Apr 15, 2011 16:38
Going with the previously-mentioned plan of posting chapter three, and getting up the edited version of chapter two when I'm done with it. Darn having a life! It takes away my writing time!
*
Working days at the bookstore was at first pleasant for Michael. It was routine and familiar, just like the store itself.
He had, however, mostly lost interest in cultivating friendships. He was pleasant to his co-workers and customers, but the idea of bringing people into his life was no longer as attractive as it had once been. What was the point of meeting people when he was so busy right now? And besides, anyone could be one of Jin’s lackeys-it was best not to get too close to anyone until Samael had taken care of Jin. Then Michael was sure he’d get his life back, and he could return to being social.
To Michael’s astonishment, his new aloofness brought him more attention than he’d ever had in his life. Suddenly girls were swarming around him with soppy smiles and high-pitched giggles. They found unbelievable reasons to be near him.

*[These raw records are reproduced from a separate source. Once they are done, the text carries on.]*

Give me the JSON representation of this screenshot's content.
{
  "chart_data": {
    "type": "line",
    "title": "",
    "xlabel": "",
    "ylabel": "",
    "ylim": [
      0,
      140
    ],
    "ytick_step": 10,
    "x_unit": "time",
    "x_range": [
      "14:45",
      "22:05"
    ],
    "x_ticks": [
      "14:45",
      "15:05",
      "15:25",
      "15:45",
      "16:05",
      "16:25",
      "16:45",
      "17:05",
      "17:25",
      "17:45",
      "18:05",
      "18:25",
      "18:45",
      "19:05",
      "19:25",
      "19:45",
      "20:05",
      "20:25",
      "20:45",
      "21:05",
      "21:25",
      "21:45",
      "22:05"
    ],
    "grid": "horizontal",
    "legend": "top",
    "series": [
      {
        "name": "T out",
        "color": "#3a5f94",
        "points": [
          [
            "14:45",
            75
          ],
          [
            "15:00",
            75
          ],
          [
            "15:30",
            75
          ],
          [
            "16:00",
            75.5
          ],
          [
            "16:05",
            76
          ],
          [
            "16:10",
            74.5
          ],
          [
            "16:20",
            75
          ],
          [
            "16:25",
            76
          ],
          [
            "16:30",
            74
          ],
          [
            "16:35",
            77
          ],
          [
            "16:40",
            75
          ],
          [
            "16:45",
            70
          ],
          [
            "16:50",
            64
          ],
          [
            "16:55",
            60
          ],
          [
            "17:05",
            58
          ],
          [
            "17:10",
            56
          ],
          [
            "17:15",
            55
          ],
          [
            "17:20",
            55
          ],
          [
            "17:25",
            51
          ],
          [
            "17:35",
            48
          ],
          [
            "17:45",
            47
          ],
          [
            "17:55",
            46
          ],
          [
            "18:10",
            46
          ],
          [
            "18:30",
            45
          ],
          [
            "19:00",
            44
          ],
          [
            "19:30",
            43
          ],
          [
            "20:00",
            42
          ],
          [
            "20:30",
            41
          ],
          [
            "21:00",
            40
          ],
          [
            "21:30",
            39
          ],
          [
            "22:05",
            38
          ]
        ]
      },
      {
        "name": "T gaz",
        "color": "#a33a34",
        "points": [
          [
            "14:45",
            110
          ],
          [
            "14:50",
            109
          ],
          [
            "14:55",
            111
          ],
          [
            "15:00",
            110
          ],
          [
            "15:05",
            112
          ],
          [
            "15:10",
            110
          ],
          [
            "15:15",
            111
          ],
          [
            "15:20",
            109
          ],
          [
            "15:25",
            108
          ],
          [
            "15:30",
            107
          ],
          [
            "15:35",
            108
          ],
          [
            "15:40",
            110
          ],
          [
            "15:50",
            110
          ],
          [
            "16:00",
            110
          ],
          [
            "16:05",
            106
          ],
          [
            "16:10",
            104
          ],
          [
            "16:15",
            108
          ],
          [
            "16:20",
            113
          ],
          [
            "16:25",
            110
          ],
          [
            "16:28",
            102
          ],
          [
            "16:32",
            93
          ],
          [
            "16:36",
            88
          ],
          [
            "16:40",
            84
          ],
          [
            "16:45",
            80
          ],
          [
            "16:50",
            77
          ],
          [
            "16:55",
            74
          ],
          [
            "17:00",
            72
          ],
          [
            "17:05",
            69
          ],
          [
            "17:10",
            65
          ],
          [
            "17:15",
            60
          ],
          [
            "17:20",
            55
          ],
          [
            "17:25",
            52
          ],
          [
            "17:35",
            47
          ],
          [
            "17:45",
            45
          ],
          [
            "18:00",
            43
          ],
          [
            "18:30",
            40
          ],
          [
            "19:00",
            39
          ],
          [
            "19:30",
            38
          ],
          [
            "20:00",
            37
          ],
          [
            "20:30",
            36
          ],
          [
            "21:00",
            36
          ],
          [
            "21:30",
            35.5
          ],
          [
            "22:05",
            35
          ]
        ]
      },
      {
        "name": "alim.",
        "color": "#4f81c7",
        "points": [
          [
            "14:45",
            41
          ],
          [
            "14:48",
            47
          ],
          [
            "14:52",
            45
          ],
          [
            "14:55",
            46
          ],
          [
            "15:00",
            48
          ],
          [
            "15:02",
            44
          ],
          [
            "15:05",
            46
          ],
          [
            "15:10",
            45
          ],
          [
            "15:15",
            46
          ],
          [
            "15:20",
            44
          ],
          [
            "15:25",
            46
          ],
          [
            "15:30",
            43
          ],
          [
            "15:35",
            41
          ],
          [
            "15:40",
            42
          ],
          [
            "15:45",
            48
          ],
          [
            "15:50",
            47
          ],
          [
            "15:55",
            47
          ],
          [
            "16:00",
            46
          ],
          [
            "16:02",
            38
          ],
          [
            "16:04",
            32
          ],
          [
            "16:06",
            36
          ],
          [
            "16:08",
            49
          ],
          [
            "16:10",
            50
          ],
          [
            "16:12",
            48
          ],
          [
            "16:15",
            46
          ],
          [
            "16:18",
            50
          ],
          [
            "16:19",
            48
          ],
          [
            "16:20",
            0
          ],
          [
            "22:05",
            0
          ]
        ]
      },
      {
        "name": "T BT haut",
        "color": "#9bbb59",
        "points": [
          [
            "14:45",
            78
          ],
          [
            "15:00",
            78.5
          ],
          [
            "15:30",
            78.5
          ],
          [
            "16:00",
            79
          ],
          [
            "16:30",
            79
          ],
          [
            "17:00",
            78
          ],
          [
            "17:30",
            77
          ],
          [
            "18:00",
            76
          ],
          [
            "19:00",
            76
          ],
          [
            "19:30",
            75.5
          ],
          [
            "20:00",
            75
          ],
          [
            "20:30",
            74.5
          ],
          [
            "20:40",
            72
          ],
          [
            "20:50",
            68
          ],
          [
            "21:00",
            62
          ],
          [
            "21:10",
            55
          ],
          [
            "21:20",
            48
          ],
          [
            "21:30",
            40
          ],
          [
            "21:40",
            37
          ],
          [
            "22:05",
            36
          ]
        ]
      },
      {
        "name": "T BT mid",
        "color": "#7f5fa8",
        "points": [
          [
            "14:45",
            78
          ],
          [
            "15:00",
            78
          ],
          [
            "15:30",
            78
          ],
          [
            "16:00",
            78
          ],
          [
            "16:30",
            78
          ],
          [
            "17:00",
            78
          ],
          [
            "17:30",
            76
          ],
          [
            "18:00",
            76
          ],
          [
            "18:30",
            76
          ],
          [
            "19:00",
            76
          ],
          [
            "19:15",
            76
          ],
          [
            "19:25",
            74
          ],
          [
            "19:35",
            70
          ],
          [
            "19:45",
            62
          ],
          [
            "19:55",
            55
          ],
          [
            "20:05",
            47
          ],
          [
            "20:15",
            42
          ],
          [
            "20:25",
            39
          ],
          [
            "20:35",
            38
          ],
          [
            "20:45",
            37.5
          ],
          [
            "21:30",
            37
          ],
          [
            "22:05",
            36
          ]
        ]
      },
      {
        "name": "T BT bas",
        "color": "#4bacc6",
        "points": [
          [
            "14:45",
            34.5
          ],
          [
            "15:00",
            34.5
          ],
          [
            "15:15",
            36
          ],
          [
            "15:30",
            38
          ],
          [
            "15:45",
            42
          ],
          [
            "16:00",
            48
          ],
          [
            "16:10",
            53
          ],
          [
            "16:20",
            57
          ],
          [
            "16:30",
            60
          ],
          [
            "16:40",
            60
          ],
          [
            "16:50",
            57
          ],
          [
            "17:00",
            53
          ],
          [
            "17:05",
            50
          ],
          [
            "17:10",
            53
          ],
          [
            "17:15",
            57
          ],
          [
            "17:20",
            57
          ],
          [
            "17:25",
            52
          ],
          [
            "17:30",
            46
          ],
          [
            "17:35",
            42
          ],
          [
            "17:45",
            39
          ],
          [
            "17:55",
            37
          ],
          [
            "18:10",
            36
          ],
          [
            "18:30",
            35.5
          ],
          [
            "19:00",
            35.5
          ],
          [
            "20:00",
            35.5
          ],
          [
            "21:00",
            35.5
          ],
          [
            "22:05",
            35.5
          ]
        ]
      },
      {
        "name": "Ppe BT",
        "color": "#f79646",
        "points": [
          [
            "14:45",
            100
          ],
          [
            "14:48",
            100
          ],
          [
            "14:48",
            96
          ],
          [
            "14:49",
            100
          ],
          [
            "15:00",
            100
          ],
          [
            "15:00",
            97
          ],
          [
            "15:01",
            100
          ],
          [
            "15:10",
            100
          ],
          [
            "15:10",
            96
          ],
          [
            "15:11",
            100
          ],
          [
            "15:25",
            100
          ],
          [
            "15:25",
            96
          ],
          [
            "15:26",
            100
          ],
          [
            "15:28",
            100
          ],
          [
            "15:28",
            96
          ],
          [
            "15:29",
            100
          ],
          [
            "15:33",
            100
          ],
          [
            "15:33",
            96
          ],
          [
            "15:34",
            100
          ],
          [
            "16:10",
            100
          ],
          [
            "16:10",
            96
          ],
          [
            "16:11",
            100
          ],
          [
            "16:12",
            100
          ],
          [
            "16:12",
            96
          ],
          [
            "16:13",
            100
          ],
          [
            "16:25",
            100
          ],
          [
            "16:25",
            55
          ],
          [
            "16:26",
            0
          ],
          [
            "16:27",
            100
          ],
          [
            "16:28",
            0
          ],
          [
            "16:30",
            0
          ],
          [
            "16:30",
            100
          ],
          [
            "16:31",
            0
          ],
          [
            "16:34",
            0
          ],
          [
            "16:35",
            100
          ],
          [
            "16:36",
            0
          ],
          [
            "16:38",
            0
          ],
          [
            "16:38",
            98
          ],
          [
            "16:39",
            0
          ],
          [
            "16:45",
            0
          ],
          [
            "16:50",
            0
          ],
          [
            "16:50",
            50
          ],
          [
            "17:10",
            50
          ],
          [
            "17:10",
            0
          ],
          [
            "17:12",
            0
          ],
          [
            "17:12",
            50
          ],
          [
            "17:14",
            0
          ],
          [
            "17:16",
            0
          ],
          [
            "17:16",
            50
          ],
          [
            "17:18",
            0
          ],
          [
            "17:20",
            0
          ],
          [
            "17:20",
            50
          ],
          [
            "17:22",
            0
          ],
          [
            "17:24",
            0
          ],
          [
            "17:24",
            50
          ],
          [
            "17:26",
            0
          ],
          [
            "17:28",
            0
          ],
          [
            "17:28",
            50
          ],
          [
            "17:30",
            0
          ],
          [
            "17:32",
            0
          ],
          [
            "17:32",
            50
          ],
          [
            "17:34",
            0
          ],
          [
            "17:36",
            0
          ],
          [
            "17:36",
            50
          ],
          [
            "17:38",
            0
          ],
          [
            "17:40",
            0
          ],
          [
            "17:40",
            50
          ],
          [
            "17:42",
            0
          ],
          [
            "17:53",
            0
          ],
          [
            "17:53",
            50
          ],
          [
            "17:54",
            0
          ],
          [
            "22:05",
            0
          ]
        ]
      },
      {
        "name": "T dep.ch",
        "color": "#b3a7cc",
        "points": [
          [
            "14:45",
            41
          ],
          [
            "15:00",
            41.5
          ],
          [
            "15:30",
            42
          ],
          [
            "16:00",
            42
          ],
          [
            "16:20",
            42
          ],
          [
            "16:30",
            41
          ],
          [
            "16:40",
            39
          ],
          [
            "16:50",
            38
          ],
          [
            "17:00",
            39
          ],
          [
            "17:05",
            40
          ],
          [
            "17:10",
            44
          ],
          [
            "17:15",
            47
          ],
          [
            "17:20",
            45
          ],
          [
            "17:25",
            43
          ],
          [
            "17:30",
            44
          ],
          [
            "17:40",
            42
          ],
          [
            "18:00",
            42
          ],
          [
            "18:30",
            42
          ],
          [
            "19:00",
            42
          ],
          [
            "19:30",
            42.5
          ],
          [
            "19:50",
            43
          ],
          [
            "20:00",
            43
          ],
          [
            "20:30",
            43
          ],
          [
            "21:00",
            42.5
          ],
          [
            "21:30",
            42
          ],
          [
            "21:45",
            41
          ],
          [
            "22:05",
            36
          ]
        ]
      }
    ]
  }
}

(“Oh, Mr. Andrews! I can’t read the ISBN on this book, can you?”)
Worse, Michael could swear they were multiplying. It was as though someone had opened a fan club and was taking new members daily.
He made the mistake of complaining to Sensei Barrie.
“You are the classic bad boy, aren’t you.” She wasn’t asking. “All broody and maudlin, with this air of ‘I’m so lonely, please save me,’ just floating around you. And you have an edge of…something.” Michael was made distinctly uncomfortable by the way she stared at him then, as though she was trying to see inside of his soul.
“It’s because they can feel there’s something dangerous about you,” she finally said.
Then she grinned mischievously. “None of which would mean a damn thing except that you’re all hot.”
Michael was amazed that building some muscle tone and killing a man had turned him from a social pariah into some sort of chick magnet. It disgusted him. Were women so shallow that they didn’t want to associate with a person earnest to know them, but loved someone dangerous and detached?
He knew it was the fantasy of him, and not the reality, that interested those girls. They read about the brooding heroes in those romance novels his mother had loved who were saved by a heroines love, and they wanted to transfer their fantasy onto him. God, what a group of idiots. All he wanted from them was space.